エレーナ再びそれぞれの想い
気がつくと、道幅はどんどん狭くなり、人が何とかすれ違える程度になっていた。
道の片側は、急斜面、そして反対側は、断崖絶壁だ。
石がごろごろして歩きにくい。
なつみが歩くと、時折山道の石が崖から転がり落ちた。
そのたびに、なつみはドキッとし、足元を振り返った。
恐る々下を見ると、真っ暗で何も見えない谷底が大口を開けている。
崖から落ちていった石が地面にあたる音は聞こえず、谷底が深い事を思い知らされた。
日は落ち、辺りは薄暗くなってきた。
「おかしいわ。
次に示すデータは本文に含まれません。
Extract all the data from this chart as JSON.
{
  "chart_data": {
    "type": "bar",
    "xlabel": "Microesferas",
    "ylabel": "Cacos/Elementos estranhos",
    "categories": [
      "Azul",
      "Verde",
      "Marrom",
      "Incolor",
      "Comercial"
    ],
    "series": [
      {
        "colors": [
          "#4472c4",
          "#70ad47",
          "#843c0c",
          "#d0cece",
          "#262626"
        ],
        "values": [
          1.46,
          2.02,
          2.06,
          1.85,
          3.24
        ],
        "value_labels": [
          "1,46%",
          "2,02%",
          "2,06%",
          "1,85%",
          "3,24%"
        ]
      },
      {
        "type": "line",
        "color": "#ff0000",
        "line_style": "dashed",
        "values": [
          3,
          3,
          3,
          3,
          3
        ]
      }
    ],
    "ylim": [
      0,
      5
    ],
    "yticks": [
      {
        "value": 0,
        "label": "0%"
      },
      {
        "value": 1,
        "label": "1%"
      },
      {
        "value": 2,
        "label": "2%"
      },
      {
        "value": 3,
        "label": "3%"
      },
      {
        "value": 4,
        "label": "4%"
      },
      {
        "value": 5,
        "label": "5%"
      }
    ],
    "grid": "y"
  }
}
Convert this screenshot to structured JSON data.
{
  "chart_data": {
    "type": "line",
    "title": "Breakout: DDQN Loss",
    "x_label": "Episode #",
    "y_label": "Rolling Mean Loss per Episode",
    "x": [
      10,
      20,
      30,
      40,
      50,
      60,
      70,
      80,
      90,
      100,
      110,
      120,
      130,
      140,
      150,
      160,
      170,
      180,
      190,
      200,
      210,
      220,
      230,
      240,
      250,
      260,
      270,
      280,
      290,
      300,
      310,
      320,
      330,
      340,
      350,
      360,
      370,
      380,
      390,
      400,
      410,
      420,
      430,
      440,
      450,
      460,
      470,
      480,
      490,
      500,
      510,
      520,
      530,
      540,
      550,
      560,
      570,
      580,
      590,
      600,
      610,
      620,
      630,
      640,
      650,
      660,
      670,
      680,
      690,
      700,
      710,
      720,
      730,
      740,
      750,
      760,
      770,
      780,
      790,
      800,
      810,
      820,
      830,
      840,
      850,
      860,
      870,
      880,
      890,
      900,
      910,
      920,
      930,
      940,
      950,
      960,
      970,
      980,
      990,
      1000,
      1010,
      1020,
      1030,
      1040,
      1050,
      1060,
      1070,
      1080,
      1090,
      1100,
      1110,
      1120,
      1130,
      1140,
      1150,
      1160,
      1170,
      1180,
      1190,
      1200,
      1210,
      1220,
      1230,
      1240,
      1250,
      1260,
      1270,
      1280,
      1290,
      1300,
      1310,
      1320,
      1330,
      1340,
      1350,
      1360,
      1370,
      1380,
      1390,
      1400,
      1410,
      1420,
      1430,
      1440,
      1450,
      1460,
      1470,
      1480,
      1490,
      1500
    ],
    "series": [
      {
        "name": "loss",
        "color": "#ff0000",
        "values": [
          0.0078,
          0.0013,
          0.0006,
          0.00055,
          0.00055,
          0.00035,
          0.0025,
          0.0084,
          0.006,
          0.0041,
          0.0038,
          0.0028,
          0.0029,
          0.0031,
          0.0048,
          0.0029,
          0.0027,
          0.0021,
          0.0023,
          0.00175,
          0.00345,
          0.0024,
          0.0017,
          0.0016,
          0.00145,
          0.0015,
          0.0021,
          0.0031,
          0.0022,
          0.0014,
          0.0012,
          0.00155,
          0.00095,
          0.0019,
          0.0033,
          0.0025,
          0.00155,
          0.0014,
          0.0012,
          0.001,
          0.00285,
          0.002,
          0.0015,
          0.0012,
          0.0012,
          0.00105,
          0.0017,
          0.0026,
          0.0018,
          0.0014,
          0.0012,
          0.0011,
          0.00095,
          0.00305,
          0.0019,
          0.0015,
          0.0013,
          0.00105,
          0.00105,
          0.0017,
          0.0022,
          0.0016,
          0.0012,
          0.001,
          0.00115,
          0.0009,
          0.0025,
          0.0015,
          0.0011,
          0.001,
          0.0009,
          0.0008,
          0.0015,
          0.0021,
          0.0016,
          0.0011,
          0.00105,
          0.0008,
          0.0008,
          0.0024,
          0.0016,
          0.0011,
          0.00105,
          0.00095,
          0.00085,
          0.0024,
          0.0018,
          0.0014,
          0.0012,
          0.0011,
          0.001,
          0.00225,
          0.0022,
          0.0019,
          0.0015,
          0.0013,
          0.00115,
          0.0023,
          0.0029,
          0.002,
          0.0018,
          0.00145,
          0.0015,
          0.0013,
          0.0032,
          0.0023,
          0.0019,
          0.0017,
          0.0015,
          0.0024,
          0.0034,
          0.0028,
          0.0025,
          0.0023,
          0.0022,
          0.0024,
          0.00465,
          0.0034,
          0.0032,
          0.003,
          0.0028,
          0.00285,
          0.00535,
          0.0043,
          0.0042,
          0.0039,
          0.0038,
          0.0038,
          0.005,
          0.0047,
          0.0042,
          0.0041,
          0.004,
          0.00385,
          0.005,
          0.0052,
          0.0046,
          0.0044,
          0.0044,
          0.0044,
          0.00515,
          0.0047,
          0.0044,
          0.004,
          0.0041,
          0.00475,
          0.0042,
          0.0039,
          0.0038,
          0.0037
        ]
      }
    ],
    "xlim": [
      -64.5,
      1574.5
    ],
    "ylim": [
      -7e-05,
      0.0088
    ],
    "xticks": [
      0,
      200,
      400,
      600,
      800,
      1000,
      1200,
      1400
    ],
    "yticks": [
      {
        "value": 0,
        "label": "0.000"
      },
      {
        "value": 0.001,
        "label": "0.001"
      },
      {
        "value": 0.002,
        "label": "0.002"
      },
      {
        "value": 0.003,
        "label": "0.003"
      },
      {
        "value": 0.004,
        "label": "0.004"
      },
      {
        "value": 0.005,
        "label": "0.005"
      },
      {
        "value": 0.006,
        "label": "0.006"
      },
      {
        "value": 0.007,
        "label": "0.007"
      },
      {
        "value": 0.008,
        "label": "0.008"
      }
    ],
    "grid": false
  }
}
なぜこんなに歩いても、ふもとが見えて来ないの」
なつみは、自分が道を間違えた事に、いまだに気づいていなかった。
なつみは、ふらついていた。
そして「あっ」という悲鳴とともに転んだ。
なつみの足元からいくつの石が転がり、崖から落ちていった。
なつみがゆっくりと立ち上がろうとしたその時の事だった。 
登山道の足場の岩が半分崩れた。
「あー」
なつみは、谷底へ落ちそうになり、とっさに足場の岩にしがみついた。
そのまま上半身だけ岩にぶら下がり宙づり状態となった。
上からは小石がぱらぱらと落ちてくる。
なつみは、恐る々岩肌を登ろうとした。
しかし、足場は非常に不安定で、下手に動けば、岩が崩落して、谷底へ真っ逆さまだ。
助けを呼ぼうにも誰も来るはずがない。
しばらく岩にぶら下がったままの姿勢でいた。
なつみは、下を見てはいけないと自分に言い聞かせ、何とか岩肌ををよじ登ろうとした。
その時、なつみの頭をさまざまな事が駆けめぐっていた。
シュウを追い出せず、クラスの中で孤立した事、自らの斬りつけ事件のせいで
真紀が護衛を辞めさせられることなど、さまざまな事が頭の中をめぐった。
そして、なぜ自分が赤ん坊の頃の写真に黒川が写っていたのか?
いまだにその謎は解けない。
「このままじゃ何ひとつ解決出来ない。
だいたい、私が今までこんな目にあってきたのは、全てあいつのせいじゃない。
白川ひとりに何手こずっているのよ!
それに、なぜあの写真に黒川さんが写っているの!
何も分からないままこんな所で死ぬ訳にはいかない!」
なつみは、自らを叱咤。強い気持ちを奮いたたせた。
そして、崩れかけた岩の少し上の部分に右手を掛けようとしたその時、
つかんだはずの岩が崩れた。
なつみは左手だけで不安定な岩にぶらさがった。
もはや、あとはない。落ちれば終わりだ。